Minister Roderic O'Gorman, whose department is set to receive the Commission's data, says he has been informed that back-up tapes of survivors' testimonies "may" exist.
“The commission informed me yesterday that it had become aware of backup tapes held off-site, which may - and I must stress the word may - contain the audio files of the personal accounts given to the confidential committee," Minister Roderic O’Gorman, Ireland's Minister for Children, Equality, Disability, Integration and Youth revealed during a debate on Friday.
O'Gorman said he was informed of these backup tapes after requesting that the commission "exhaust all possibilities to retrieve data from the interviews" that were conducted as part of the confidential commission in the scope of the Commission of Investigation into Mother and Baby Homes.
O'Gorman said on Friday that he was awaiting a response from the commission who was asked to arrange for the tapes and their content to be made "be made available urgently to my Department as part of the transfer of the archive that is beginning to happen."
O'Gorman added: "I stress that I do not want to raise unduly expectations about these tapes. I very much hope they will contain the audio recordings of the 549 people who consented to be recorded but it will not be until the tapes have been retrieved, reconnected to the parent IT system, and transferred to my Department that my Department will be able to ascertain this for a fact. We are all aware that sometimes technology can let us down.
"These tapes are backups in the form of disaster recovery tapes and that is their function. If the recordings are on those tapes, I will then have to decide, in light of the legal advice provided to me by the Attorney General, to what extent the material on those tapes can be made lawfully available."
This revelation of potential backup tapes comes just days after O'Gorman said during a debate on February 16 that he "became aware of the deletion of the taped testimonies of those who had given personal accounts before the confidential committee when I read the report.
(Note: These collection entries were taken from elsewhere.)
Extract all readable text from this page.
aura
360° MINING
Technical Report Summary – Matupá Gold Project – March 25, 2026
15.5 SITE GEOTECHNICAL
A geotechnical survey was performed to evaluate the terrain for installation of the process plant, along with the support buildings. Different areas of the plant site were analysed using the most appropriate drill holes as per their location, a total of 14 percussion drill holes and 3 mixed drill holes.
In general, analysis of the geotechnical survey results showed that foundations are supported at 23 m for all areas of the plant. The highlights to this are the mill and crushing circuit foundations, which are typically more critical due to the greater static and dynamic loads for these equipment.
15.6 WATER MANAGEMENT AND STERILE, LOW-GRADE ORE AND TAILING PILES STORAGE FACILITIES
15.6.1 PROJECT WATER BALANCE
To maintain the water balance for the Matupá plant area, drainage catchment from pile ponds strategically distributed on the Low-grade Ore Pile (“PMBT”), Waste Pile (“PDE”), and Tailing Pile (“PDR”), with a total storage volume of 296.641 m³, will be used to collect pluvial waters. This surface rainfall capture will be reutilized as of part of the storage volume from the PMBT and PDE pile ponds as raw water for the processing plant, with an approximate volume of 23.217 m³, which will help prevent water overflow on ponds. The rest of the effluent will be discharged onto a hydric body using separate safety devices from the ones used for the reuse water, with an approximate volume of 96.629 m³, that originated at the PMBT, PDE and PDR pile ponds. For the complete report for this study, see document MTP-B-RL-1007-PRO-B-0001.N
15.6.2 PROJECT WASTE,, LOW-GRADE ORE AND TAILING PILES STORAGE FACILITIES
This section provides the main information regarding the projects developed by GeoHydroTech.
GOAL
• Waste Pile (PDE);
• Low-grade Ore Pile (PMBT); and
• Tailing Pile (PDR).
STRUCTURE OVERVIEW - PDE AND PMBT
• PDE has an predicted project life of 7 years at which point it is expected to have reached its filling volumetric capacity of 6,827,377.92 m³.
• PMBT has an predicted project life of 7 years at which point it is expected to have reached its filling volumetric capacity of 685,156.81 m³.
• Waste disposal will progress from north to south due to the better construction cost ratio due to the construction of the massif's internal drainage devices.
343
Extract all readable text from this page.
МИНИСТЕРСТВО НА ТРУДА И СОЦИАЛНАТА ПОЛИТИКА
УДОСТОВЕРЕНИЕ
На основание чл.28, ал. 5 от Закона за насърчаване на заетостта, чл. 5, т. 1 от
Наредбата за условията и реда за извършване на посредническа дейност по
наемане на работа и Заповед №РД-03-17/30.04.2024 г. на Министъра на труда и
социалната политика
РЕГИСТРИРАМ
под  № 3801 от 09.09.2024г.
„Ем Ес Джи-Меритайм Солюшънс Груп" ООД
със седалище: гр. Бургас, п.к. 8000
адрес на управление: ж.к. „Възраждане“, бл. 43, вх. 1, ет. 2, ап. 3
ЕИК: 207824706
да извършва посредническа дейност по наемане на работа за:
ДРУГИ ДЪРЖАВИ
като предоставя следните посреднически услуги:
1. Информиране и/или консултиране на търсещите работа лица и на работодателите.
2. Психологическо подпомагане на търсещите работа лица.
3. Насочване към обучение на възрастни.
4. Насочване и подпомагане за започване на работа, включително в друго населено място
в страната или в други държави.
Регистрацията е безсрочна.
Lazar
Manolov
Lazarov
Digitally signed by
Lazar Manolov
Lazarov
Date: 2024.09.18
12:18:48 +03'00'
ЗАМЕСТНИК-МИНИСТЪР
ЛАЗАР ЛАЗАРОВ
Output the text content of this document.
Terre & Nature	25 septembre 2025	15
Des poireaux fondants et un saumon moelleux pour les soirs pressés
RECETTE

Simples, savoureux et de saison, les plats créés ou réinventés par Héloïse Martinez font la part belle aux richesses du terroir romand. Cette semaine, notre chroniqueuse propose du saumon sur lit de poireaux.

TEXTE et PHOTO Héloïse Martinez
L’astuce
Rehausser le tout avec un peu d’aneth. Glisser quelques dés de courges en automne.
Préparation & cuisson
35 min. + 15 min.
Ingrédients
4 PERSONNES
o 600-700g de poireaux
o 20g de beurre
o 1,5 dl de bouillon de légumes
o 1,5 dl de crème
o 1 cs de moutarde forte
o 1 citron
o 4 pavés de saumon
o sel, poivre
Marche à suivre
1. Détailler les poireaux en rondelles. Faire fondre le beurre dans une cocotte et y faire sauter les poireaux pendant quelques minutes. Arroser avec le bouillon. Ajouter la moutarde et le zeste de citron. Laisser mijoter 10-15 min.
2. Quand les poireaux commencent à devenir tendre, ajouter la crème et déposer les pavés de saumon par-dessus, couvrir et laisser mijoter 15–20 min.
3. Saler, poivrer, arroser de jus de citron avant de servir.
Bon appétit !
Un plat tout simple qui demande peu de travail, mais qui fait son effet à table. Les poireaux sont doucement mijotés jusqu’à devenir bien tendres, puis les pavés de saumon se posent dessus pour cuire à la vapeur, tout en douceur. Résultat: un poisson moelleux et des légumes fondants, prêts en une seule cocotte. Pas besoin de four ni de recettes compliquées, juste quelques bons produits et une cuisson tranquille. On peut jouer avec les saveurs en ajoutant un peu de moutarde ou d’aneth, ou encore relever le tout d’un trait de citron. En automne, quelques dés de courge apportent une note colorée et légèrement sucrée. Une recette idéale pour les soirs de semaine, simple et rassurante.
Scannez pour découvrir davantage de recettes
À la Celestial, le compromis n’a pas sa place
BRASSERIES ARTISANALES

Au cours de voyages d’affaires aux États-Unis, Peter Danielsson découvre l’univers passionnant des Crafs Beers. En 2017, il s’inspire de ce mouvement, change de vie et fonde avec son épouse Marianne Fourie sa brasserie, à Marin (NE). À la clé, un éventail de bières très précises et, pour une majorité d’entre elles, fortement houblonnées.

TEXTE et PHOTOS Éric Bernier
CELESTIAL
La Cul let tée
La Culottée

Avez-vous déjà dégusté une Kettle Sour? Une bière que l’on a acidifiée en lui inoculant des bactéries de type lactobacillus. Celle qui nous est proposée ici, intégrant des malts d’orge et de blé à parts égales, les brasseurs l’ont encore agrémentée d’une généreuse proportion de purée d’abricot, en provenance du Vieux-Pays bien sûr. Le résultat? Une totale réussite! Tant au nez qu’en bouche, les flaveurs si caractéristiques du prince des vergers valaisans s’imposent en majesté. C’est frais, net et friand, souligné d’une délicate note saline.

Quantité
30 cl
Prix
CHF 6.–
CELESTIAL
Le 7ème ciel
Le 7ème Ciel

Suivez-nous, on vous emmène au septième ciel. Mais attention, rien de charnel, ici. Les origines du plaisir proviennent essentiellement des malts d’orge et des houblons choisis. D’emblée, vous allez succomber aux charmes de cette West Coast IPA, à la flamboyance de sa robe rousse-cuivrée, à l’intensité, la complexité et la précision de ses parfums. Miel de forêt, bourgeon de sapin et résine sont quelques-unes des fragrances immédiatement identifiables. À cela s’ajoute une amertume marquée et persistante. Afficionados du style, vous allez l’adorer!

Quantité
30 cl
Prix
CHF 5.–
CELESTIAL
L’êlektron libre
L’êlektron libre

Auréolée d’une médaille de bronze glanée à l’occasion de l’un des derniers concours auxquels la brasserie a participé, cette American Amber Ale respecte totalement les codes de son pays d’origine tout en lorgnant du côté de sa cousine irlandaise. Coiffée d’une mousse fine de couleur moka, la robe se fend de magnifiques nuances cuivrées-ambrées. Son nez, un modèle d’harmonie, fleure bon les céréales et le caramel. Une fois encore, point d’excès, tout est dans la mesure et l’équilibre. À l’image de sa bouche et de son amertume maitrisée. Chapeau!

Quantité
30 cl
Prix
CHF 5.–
It was stated in one of the chapters that outlined how the commission functioned.
He added: "In the report, the commission indicated that it had done this in compliance with what it understood were its obligations under data protection law.
"I know that since the report has come out people who gave testimony before the confidential committee have argued that they did not understand it as the commission did. The commission circulated a document that stated it would seek permission to tape the personal accounts before the confidential committee. That document did not reference deletion. The commission has stated in all correspondence with me that it asked for consent for the deletion of these tapes.
"However, I acknowledge a number of survivors have come forward to say their consent was not sought. It is problematic when survivors say they are not being listened to."
Later, on February 18, TD Niamh Smyth, addressing Minister O’Gorman in the Dail, called for the legal lifetime of the Commission of Investigation into Mother and Baby Homes to be extended in hopes of providing more time to retrieve the testimonies that are believed to have been lost.
Smyth said: “I do not believe that in this day and age, a day and age of technology at its best, that evidence cannot be retrieved. It must be retrieved. Therefore, I believe that we must extend the legal lifetime of the Commission.
“But we must remember that the survivors have rights and under GDPR, their rights have been breached. And for that reason alone, we must act now and extend the lifetime of the Commission. That is what the State, at the very least, owes them - the transparency, the transparency they deserve.”
Noting that he understands the “anger” of survivors, TD Smyth, Minister O’Gorman said: “The Commission is independent in its operation. They have said that each witness at the confidential committee was given the guarantee of complete anonymity and it was for this reason that tapes were deleted.
“The Commission has repeatedly stated that this process and the associated actions were carried out with the knowledge of survivors.
“However, it is clear that some survivors do not share that view.”
O’Gorman says he has engaged “intensively” with the Attorney General, the Data Protection Commissioner, and the Commission of Investigations about the deletion of audiotapes in order to achieve a solution “that ensures survivors’ voices are heard.”